Pour le macroniste Jean-Charles Colas-Roy, EELV et LFI « restent dans le dogme et dans l’incantation. Car ils n’osent pas exposer les sacrifices imposés Français. Cette sobriété aurait un impact sur notre liberté de déplacement, avec la baisse de 30 % du parc automobile. Elle limiterait aussi notre capacité à réindustrialiser le pays », dit-il, alors que le scénario « réindustrialisation profonde » de RTE mise sur 752 TWh, bien loin du scénario sobriété.

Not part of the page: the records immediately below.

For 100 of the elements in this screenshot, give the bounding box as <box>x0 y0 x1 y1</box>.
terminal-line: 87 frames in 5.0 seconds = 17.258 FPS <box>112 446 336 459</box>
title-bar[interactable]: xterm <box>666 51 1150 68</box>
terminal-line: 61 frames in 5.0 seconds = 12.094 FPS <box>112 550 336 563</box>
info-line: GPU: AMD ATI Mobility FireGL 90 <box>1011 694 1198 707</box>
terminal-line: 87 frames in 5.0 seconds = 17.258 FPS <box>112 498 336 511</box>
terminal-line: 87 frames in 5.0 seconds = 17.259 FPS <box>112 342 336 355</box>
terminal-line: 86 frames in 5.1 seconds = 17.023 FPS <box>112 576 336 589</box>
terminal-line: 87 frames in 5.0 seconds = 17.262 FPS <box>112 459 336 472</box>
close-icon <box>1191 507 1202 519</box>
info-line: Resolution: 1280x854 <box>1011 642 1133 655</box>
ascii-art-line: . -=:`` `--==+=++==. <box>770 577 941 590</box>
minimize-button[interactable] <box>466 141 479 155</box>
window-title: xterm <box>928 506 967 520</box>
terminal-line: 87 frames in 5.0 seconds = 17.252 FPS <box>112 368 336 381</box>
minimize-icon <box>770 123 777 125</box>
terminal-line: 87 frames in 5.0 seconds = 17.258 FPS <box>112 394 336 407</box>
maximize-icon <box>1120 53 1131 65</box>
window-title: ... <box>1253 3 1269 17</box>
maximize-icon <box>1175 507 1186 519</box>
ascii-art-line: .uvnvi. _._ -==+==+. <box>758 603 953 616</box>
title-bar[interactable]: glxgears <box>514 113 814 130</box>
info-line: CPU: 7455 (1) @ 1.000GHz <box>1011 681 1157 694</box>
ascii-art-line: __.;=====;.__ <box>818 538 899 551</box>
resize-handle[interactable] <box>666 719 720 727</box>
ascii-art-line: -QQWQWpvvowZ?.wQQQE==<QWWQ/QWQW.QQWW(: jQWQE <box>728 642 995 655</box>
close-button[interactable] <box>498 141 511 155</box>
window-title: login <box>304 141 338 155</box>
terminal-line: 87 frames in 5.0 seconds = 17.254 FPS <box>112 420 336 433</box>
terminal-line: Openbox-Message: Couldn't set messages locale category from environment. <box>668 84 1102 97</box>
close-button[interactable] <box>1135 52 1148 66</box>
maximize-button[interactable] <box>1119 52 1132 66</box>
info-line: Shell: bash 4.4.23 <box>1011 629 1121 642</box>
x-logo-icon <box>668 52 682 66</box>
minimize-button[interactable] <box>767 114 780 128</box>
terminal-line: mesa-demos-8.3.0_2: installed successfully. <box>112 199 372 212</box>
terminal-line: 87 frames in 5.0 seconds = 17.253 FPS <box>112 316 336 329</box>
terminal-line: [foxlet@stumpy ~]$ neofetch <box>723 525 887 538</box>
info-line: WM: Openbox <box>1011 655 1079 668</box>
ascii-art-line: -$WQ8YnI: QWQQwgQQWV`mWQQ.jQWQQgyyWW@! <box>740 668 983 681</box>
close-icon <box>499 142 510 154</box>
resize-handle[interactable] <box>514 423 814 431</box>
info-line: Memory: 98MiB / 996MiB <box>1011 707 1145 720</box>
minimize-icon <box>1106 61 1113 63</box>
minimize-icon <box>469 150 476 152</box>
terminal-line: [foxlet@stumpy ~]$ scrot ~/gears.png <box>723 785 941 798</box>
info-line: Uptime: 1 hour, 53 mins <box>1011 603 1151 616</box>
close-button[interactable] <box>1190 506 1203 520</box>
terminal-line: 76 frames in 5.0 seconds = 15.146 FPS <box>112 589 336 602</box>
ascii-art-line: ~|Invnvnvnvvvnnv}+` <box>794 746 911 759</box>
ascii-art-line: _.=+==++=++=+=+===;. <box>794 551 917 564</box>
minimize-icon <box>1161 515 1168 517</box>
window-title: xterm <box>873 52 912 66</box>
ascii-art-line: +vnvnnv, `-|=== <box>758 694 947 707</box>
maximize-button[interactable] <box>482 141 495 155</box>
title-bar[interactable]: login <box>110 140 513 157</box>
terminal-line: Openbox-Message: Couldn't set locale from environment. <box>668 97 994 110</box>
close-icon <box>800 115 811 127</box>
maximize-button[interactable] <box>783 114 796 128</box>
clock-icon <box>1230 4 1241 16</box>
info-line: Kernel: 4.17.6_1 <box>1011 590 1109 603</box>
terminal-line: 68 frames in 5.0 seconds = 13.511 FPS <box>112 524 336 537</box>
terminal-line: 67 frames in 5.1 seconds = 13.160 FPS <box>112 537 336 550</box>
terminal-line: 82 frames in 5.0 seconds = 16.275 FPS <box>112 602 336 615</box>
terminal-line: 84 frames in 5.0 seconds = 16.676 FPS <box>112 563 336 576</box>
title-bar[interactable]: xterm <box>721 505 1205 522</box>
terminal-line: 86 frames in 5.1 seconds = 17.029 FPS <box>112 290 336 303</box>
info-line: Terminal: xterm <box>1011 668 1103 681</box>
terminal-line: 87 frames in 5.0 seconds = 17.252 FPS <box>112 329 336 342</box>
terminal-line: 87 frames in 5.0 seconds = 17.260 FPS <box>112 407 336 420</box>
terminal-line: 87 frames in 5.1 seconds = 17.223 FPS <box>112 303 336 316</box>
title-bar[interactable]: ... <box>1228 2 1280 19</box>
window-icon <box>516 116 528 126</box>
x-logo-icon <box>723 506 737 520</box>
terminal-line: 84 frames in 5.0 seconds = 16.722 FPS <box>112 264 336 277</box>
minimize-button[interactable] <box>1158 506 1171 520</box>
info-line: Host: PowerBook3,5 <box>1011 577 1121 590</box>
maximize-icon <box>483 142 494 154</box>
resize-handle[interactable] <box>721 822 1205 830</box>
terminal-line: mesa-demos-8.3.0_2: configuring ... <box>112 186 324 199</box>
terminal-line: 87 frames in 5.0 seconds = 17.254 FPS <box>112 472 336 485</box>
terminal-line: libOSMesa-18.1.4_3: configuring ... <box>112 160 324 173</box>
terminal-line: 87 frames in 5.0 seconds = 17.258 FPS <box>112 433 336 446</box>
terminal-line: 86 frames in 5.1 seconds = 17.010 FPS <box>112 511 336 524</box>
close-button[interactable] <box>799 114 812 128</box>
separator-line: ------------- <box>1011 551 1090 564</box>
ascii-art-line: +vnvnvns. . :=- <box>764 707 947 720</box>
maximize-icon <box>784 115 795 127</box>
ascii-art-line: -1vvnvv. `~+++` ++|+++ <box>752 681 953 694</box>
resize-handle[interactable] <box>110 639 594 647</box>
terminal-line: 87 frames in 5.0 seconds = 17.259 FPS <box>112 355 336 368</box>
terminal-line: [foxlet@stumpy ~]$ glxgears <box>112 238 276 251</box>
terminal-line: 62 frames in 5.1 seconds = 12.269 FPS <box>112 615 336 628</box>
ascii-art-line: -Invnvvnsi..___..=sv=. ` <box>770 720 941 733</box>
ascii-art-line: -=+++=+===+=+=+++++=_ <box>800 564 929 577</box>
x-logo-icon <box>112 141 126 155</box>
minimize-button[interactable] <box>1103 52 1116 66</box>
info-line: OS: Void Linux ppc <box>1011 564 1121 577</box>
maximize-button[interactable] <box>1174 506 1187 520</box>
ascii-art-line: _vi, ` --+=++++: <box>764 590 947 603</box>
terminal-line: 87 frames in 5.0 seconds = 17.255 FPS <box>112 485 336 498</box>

« Derrière le mot de sobriété, certains mettent en réalité la décroissance, une révolution dans notre manière de vivre, mais il s’agit d’hypothèses sans prendre en compte l’acceptabilité sociale », assure Julien Aubert, député LR du Vaucluse pro-nucléaire. « Vous allez dire quoi à l’agriculteur qui ne veut pas réduire son troupeau ? Au type qui n’a pas les moyens de changer sa voiture ? A ceux qui ne veulent pas installer d’éoliennes chez eux ? Il faut des objectifs volontaires dans la transition énergétique, mais sans oublier l’humain. Sinon, il vous le fera payer très cher, on l’a vu avec les "gilets jaunes" ». Ces questions n’ont pas fini d’agiter la campagne, alors que le chef de l’Etat devrait prendre la parole sur le futur énergétique de la France d’ici la fin de l’année.